A couple of weeks ago, it seemed critical road funding proposals in the Legislature had collided head-on into another cycle of feckless do-nothingness. A thoughtful House bill had been matched up with a Senate measure that pussy-footed around realities of user-based fuel taxes. The Senate action amounted to a fearful yield to that vacuous right-wing ideology of “no new taxes, any time for anything,” not even for safer roads in a state long on notice that its highways are in a cascading dynamic of costly and treacherous neglect.
There were competing plans, too, for reforming or restructuring the Department of Transportation, including giving the governor appointment control for the commission. Governor Haley was yelling at just about everybody, especially House leaders who just wouldn’t accept the Senate’s no-new-fuel-tax alternative and the Senate-only confirmation of highway commissioners. Road funding and system reform legislation for 2016 had careened into a deep and dirty election-year ditch.
Senate President Pro Tem and Finance Committee Chairman Hugh Leatherman, R-Florence, took his licks during floor debates and from detractors who questioned his leadership tactics. He heard the claims that he was insular, too focused on fuel tax revenues, too resistant to institutional reforms of the DOT and the State Infrastructure Bank (SIB) — and just too darn powerful. With a chuckle, he says he never considered that all of that might be true, “... but I did consider that what mattered most was getting some level of road funding passed this year and then to try again next year to pass a long-range solution to the most critical issue before us. Time was running out and our roads problems are creating major economic development issues for our state.”

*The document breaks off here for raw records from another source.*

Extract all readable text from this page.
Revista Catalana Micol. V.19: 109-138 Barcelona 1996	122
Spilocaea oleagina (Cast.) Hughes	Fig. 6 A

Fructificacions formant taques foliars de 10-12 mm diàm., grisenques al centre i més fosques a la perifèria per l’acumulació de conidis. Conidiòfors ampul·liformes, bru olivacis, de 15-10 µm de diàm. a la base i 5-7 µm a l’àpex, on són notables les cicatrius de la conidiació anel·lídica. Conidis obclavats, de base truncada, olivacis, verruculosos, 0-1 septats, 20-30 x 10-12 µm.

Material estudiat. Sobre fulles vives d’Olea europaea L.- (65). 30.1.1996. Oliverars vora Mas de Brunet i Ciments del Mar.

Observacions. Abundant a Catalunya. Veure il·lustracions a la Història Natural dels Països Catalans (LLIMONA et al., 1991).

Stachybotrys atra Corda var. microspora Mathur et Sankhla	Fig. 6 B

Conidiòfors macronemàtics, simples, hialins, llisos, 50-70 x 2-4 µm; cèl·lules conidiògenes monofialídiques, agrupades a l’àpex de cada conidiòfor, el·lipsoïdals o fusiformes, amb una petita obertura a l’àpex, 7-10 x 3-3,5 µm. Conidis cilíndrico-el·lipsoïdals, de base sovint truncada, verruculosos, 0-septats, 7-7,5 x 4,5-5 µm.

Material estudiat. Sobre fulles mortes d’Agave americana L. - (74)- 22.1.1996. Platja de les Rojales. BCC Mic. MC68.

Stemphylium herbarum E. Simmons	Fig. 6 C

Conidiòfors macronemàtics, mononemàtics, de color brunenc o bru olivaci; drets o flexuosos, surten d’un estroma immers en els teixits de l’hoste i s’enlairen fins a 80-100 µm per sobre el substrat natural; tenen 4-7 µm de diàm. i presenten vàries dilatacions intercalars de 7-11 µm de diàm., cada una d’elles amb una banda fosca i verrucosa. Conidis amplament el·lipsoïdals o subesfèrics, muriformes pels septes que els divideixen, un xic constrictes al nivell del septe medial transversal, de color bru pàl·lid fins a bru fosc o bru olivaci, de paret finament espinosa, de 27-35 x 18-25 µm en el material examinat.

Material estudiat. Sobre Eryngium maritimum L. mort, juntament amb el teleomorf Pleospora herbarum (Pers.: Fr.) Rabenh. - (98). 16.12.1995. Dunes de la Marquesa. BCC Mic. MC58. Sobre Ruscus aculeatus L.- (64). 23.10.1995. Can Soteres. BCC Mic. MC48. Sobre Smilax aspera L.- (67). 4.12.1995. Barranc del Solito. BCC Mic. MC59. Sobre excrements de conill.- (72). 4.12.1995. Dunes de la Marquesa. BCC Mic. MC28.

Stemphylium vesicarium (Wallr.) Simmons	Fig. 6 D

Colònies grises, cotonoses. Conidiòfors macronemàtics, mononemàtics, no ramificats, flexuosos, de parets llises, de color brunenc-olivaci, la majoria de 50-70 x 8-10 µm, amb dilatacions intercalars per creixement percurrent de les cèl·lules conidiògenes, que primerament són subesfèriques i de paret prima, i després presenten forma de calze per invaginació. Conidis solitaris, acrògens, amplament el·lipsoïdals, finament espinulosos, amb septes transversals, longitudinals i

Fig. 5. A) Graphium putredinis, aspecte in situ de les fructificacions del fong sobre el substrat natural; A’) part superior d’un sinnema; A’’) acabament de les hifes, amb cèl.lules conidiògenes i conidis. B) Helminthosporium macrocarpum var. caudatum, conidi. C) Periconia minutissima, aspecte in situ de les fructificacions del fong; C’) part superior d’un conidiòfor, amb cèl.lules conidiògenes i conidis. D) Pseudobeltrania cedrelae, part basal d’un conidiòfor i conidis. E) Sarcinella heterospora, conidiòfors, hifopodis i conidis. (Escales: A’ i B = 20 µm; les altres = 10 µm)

Three weeks ago, one senator quietly suggested that Sen. Leatherman’s leadership style was at once old and wearing thin: “He hasn’t changed; everything else is.”
But detractors can quickly become admirers and a few days ago, that same senator had a different commentary: “Wow, Sen. Leatherman is skating again.”
Leatherman probably appreciates the “skating” metaphor. He turned 85 two weeks ago, about the time, he says, he became determined to repackage road “funding” proposals into a 2016 “financing” program. He started with a concept of aggregating $200 million of fines and user fees collected annually by the Department of Motor Vehicles. This would be combined with a portion of the state’s collection of vehicle purchase sales taxes, long capped at $300 per transaction. For 10 years, these collections would be directed to the SIB, leveraging $2.2 billion of road and bridge improvements. From that standing start, his concept quickly evolved into a plan that has passed the Senate and seems to be gaining support in the House.
But the creativity of a wily elderly politician is but one part of this story. In fact, his plan in its raw form was pretty much dead on arrival. But with his critics taking full notice, Leatherman purposefully moved his package by readily welcoming compromises and the ideas of others. The state’s long list of deficient bridges and overpasses are priority projects, rural projects are emphasized, too. Every weight-deficient bridge will be addressed. And the eligible projects list will include only existing roads and bridges.
That requirement excludes Greater Charleston’s I-526 completion and the controversial Interstate 73 project to Myrtle Beach. But it could include the Interstate 20 and Interstate 26 “Malfunction Junction” rebuild in Columbia.
Leatherman and his colleagues worked out compromises, too, to mandate legislative oversight of the Department of Transportation projects selected for State Infrastructure Bank financing, and he has signaled his support of DOT restructuring and commissioner appointment reforms.
A “gentlemen’s agreement” among conference committee members about linking such reforms to the financing package cleared the way for the Senate’s final approval vote. Compromises etched a more focused package — and broader support. “Nothing surprising about that,” Leatherman declared. “Compromise is a rule of legislative leadership.”
The S.C. Alliance to Fix our Roads has been a vociferous coalition lobbying group sounding the road funding crisis. Bill Ross, the alliance’s executive director, calls the Senate bill “surprising and remarkable.” Ross said: “Mr. Leatherman guided the legislation through the Finance Committee, working closely with Senators Larry Grooms, Davis, Setzler and Sheheen to develop a bill that would be bipartisan and relevant. It was legislative process at its best.”
The Leatherman package is still not quite a done deal, but prospects for final passage seem positive. And with DOT restructuring and reforms included and fuel tax increases excluded, Gov. Nikki Haley should have no veto issues.
But we South Carolinians should also understand that this creative “financing” package is not a lasting solution to the roads funding crisis. One point was well made during the Senate debate of the Leatherman package: South Carolina roads and bridges are being managed in decline and the road funding deficit is plus or minus a billion dollars annually. The social and economic effects are broad and regrettable.
And that’s so unbecoming a state that is so ambitious.